2 Van de artikelen 230 en 231, eerste lid, kan, voor zover nodig, worden afgeweken indien een tussenvonnis wordt gewezen ter beslissing op een incidentele vordering en de wederpartij te kennen geeft tegen toewijzing geen bezwaar te hebben.
Artikel 233 1 Tenzij uit de wet of uit de aard van de zaak anders voortvloeit, kan de rechter, indien dit wordt gevorderd, verklaren dat zijn vonnis uitvoerbaar bij voorraad zal zijn niettegenstaande daartegen aan te wenden rechtsmiddelen. De rechter kan een vonnis waarbij op de voet van artikel 195 wordt beslist omtrent een voorschot ter zake van de kosten van deskundigen, ook ambtshalve uitvoerbaar bij voorraad verklaren.
2 De uitvoerbaarverklaring bij voorraad kan het gehele vonnis betreffen of een gedeelte daarvan.
3 De rechter kan aan de uitvoerbaarverklaring bij voorraad de voorwaarde verbinden dat tot een door hem te bepalen bedrag zekerheid wordt gesteld.
Artikel 234 Indien het vonnis niet uitvoerbaar bij voorraad is verklaard en tegen dat vonnis een rechtsmiddel is aangewend, kan alsnog een incidentele vordering tot uitvoerbaarverklaring bij voorraad van dat vonnis worden ingesteld.
Artikel 235 Indien het vonnis uitvoerbaar bij voorraad is verklaard, evenwel zonder dat daaraan de voorwaarde is verbonden dat zekerheid wordt gesteld, en indien tegen dat vonnis een rechtsmiddel is aangewend, kan alsnog een daartoe strekkende incidentele vordering worden ingesteld.

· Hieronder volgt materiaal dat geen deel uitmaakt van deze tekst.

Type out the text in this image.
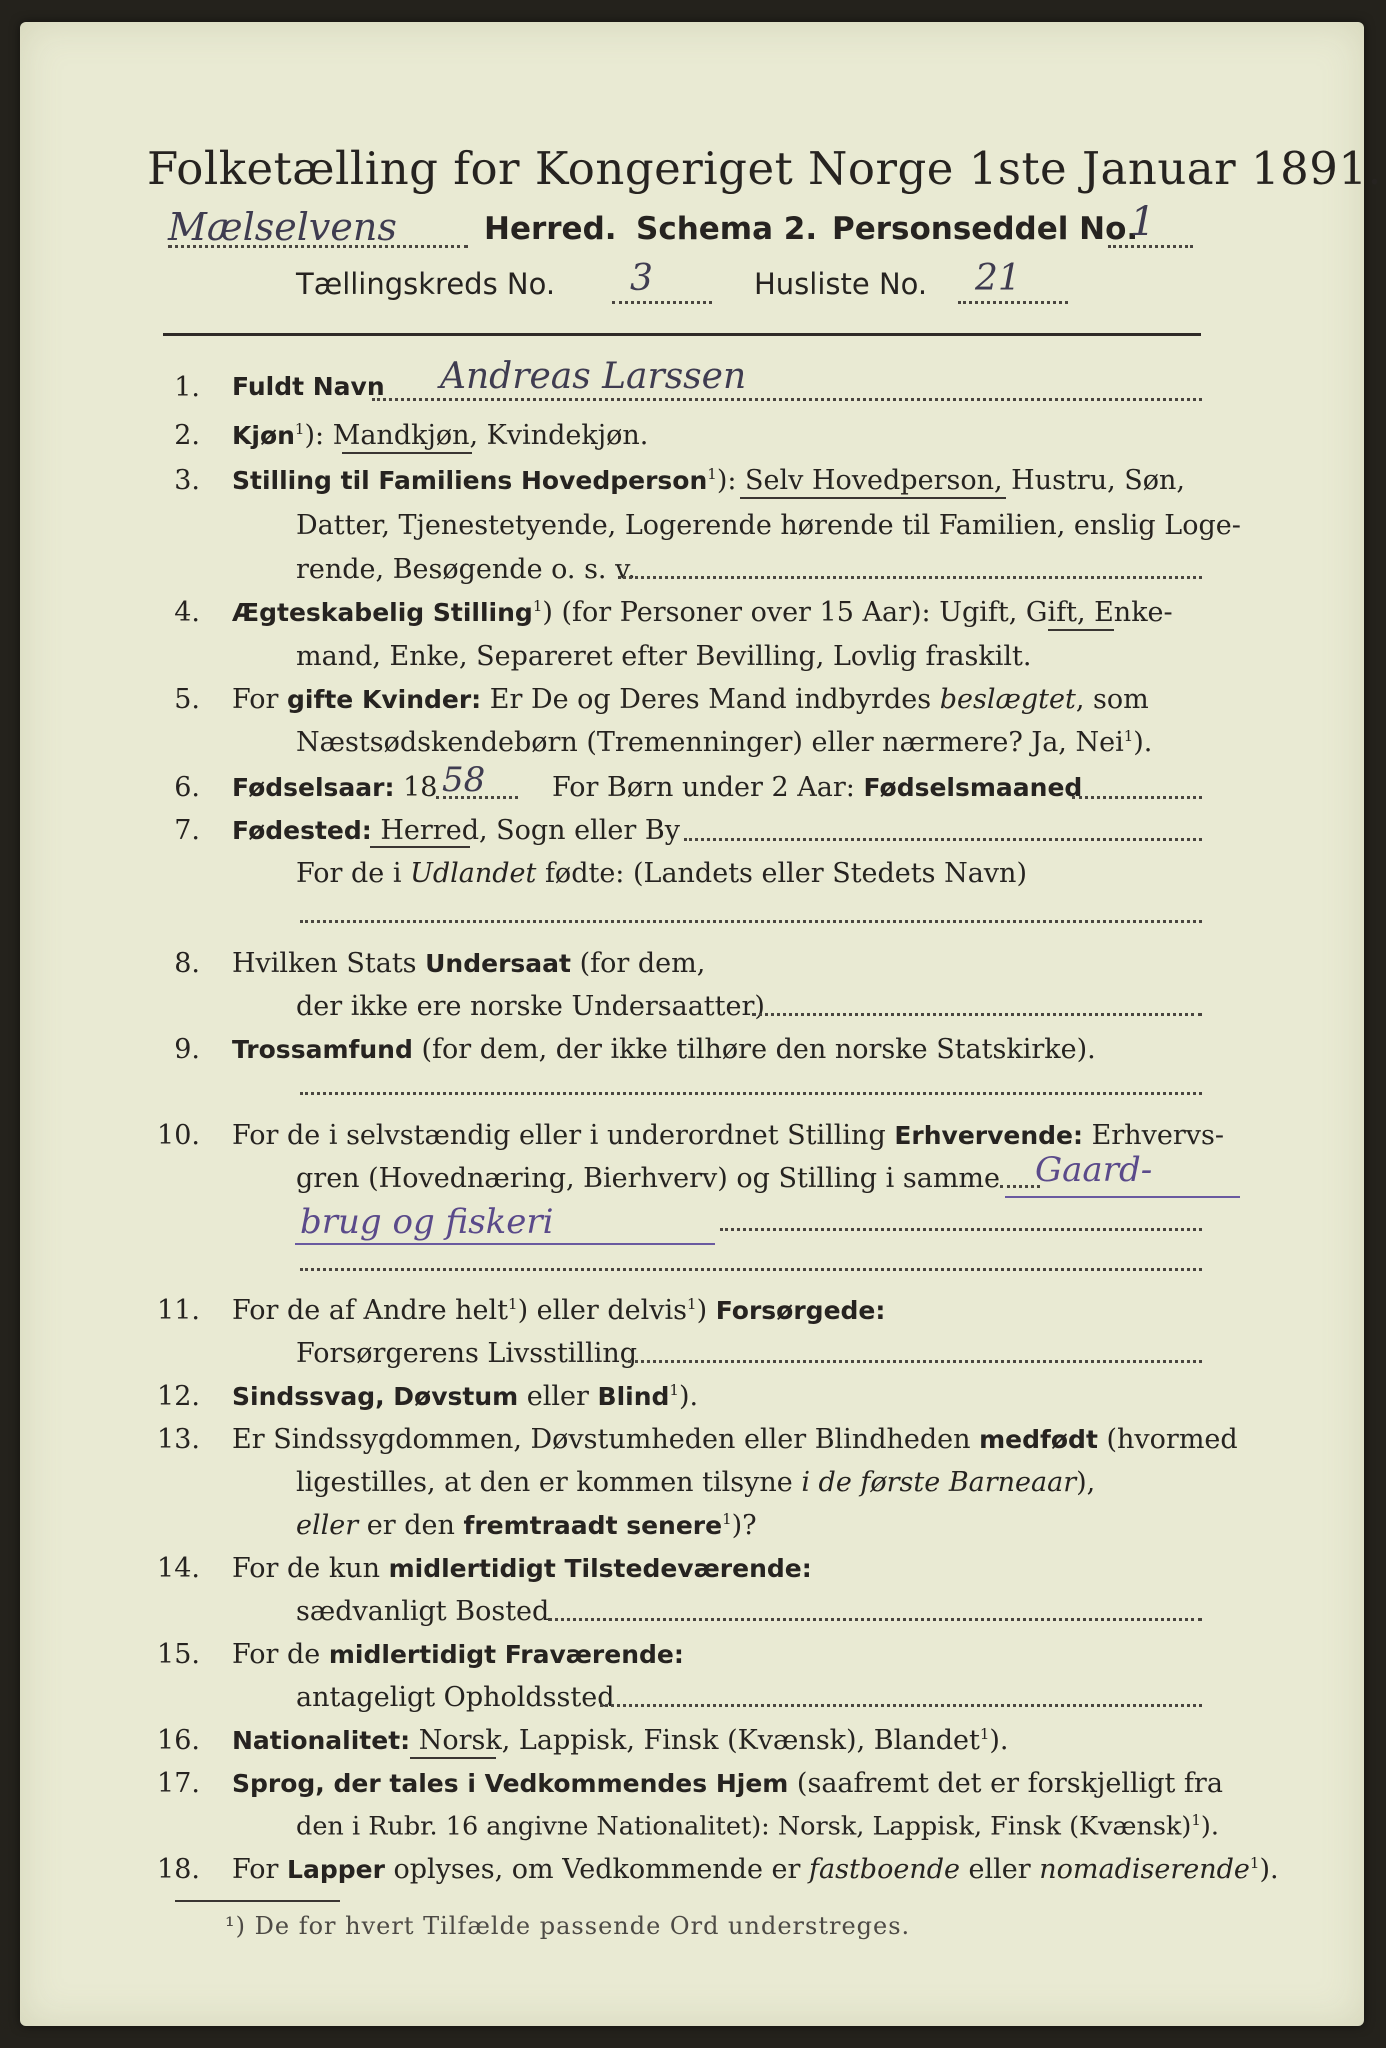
Folketælling for Kongeriget Norge 1ste Januar 1891.
Mælselvens	Herred. Schema 2. Personseddel No.
1
Tællingskreds No. 3	Husliste No. 21
1. Fuldt Navn Andreas Larssen
2. Kjøn$^1$): Mandkjøn, Kvindekjøn.
3. Stilling til Familiens Hovedperson$^1$): Selv Hovedperson, Hustru, Søn,
Datter, Tjenestetyende, Logerende hørende til Familien, enslig Loge-
rende, Besøgende o. s. v.
4. Ægteskabelig Stilling$^1$) (for Personer over 15 Aar): Ugift, Gift, Enke-
mand, Enke, Separeret efter Bevilling, Lovlig fraskilt.
5. For gifte Kvinder: Er De og Deres Mand indbyrdes beslægtet, som
Næstsødskendebørn (Tremenninger) eller nærmere? Ja, Nei$^1$).
6. Fødselsaar: 18 58 For Børn under 2 Aar: Fødselsmaaned
7. Fødested: Herred, Sogn eller By
For de i Udlandet fødte: (Landets eller Stedets Navn)
8. Hvilken Stats Undersaat (for dem,
der ikke ere norske Undersaatter)
9. Trossamfund (for dem, der ikke tilhøre den norske Statskirke).
10. For de i selvstændig eller i underordnet Stilling Erhvervende: Erhvervs-
gren (Hovednæring, Bierhverv) og Stilling i samme Gaard-
brug og fiskeri
11. For de af Andre helt$^1$) eller delvis$^1$) Forsørgede:
Forsørgerens Livsstilling
12. Sindssvag, Døvstum eller Blind$^1$).
13. Er Sindssygdommen, Døvstumheden eller Blindheden medfødt (hvormed
ligestilles, at den er kommen tilsyne i de første Barneaar),
eller er den fremtraadt senere$^1$)?
14. For de kun midlertidigt Tilstedeværende:
sædvanligt Bosted
15. For de midlertidigt Fraværende:
antageligt Opholdssted
16. Nationalitet: Norsk, Lappisk, Finsk (Kvænsk), Blandet$^1$).
17. Sprog, der tales i Vedkommendes Hjem (saafremt det er forskjelligt fra
den i Rubr. 16 angivne Nationalitet): Norsk, Lappisk, Finsk (Kvænsk)$^1$).
18. For Lapper oplyses, om Vedkommende er fastboende eller nomadiserende$^1$).
¹) De for hvert Tilfælde passende Ord understreges.
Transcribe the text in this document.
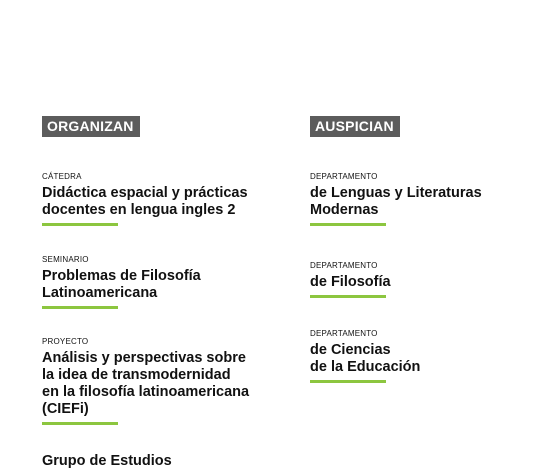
ORGANIZAN
CÁTEDRA
Didáctica espacial y prácticas
docentes en lengua ingles 2
SEMINARIO
Problemas de Filosofía
Latinoamericana
PROYECTO
Análisis y perspectivas sobre
la idea de transmodernidad
en la filosofía latinoamericana
(CIEFi)
Grupo de Estudios
AUSPICIAN
DEPARTAMENTO
de Lenguas y Literaturas
Modernas
DEPARTAMENTO
de Filosofía
DEPARTAMENTO
de Ciencias
de la Educación
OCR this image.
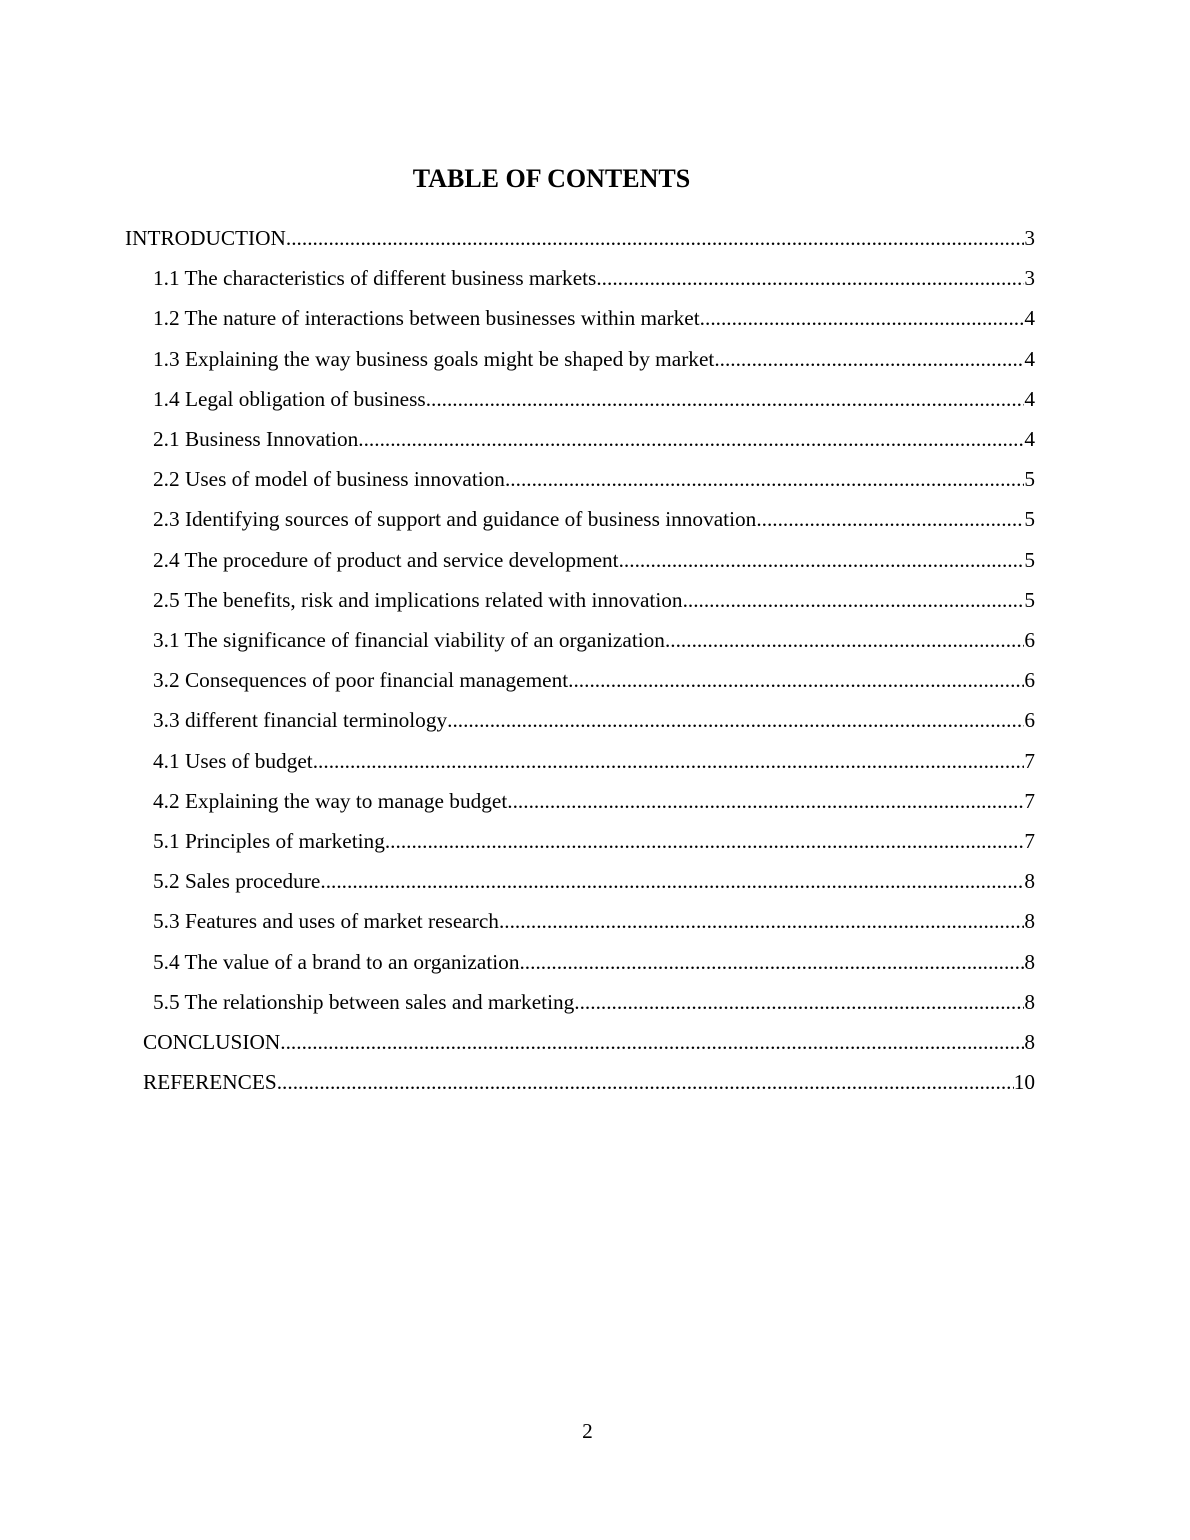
TABLE OF CONTENTS
INTRODUCTION .....	3
1.1 The characteristics of different business markets .....	3
1.2 The nature of interactions between businesses within market .....	4
1.3 Explaining the way business goals might be shaped by market .....	4
1.4 Legal obligation of business .....	4
2.1 Business Innovation .....	4
2.2 Uses of model of business innovation .....	5
2.3 Identifying sources of support and guidance of business innovation .....	5
2.4 The procedure of product and service development .....	5
2.5 The benefits, risk and implications related with innovation .....	5
3.1 The significance of financial viability of an organization .....	6
3.2 Consequences of poor financial management .....	6
3.3 different financial terminology .....	6
4.1 Uses of budget .....	7
4.2 Explaining the way to manage budget .....	7
5.1 Principles of marketing .....	7
5.2 Sales procedure .....	8
5.3 Features and uses of market research .....	8
5.4 The value of a brand to an organization .....	8
5.5 The relationship between sales and marketing .....	8
CONCLUSION .....	8
REFERENCES .....	10
2
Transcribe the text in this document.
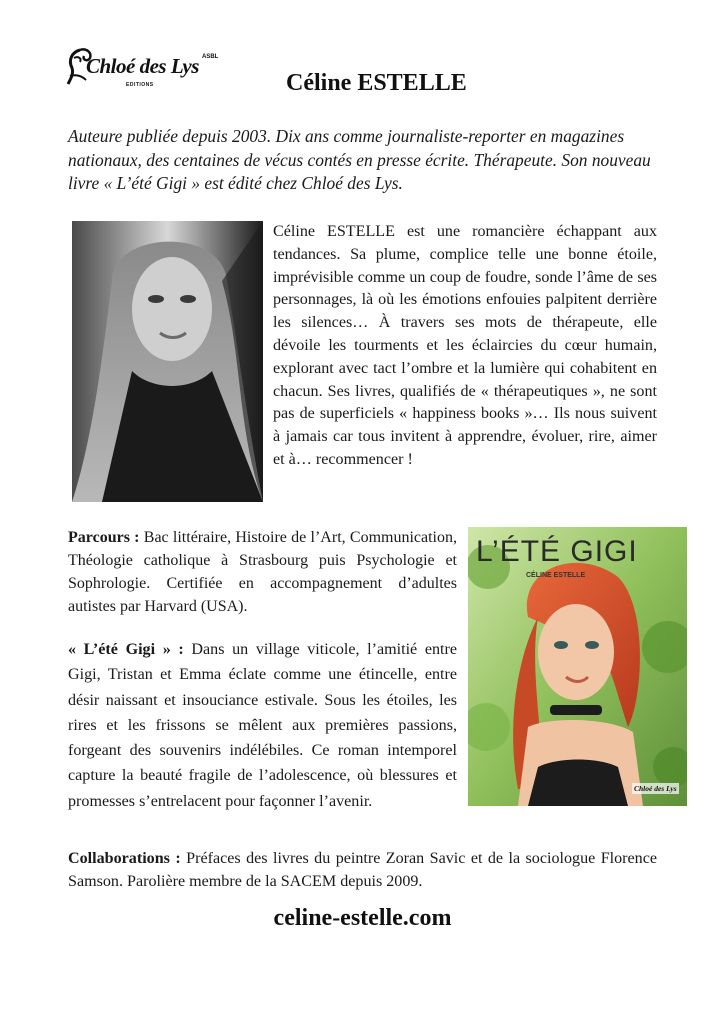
Chloé des Lys ASBL
EDITIONS	Céline ESTELLE
Auteure publiée depuis 2003. Dix ans comme journaliste-reporter en magazines nationaux, des centaines de vécus contés en presse écrite. Thérapeute. Son nouveau livre « L’été Gigi » est édité chez Chloé des Lys.
Céline ESTELLE est une romancière échappant aux tendances. Sa plume, complice telle une bonne étoile, imprévisible comme un coup de foudre, sonde l’âme de ses personnages, là où les émotions enfouies palpitent derrière les silences… À travers ses mots de thérapeute, elle dévoile les tourments et les éclaircies du cœur humain, explorant avec tact l’ombre et la lumière qui cohabitent en chacun. Ses livres, qualifiés de « thérapeutiques », ne sont pas de superficiels « happiness books »… Ils nous suivent à jamais car tous invitent à apprendre, évoluer, rire, aimer et à… recommencer !

Parcours : Bac littéraire, Histoire de l’Art, Communication, Théologie catholique à Strasbourg puis Psychologie et Sophrologie. Certifiée en accompagnement d’adultes autistes par Harvard (USA).

« L’été Gigi » : Dans un village viticole, l’amitié entre Gigi, Tristan et Emma éclate comme une étincelle, entre désir naissant et insouciance estivale. Sous les étoiles, les rires et les frissons se mêlent aux premières passions, forgeant des souvenirs indélébiles. Ce roman intemporel capture la beauté fragile de l’adolescence, où blessures et promesses s’entrelacent pour façonner l’avenir.
L’ÉTÉ GIGI
CÉLINE ESTELLE
Chloé des Lys
Collaborations : Préfaces des livres du peintre Zoran Savic et de la sociologue Florence Samson. Parolière membre de la SACEM depuis 2009.
celine-estelle.com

Artikel 236 1 Beslissingen die de rechtsbetrekking in geschil betreffen en zijn vervat in een in kracht van gewijsde gegaan vonnis, hebben in een ander geding tussen dezelfde partijen bindende kracht.
2 Onder partijen worden mede begrepen de rechtverkrijgenden onder algemene of bijzondere titel, tenzij uit de wet anders voortvloeit.
3 Het gezag van gewijsde wordt niet ambtshalve toegepast.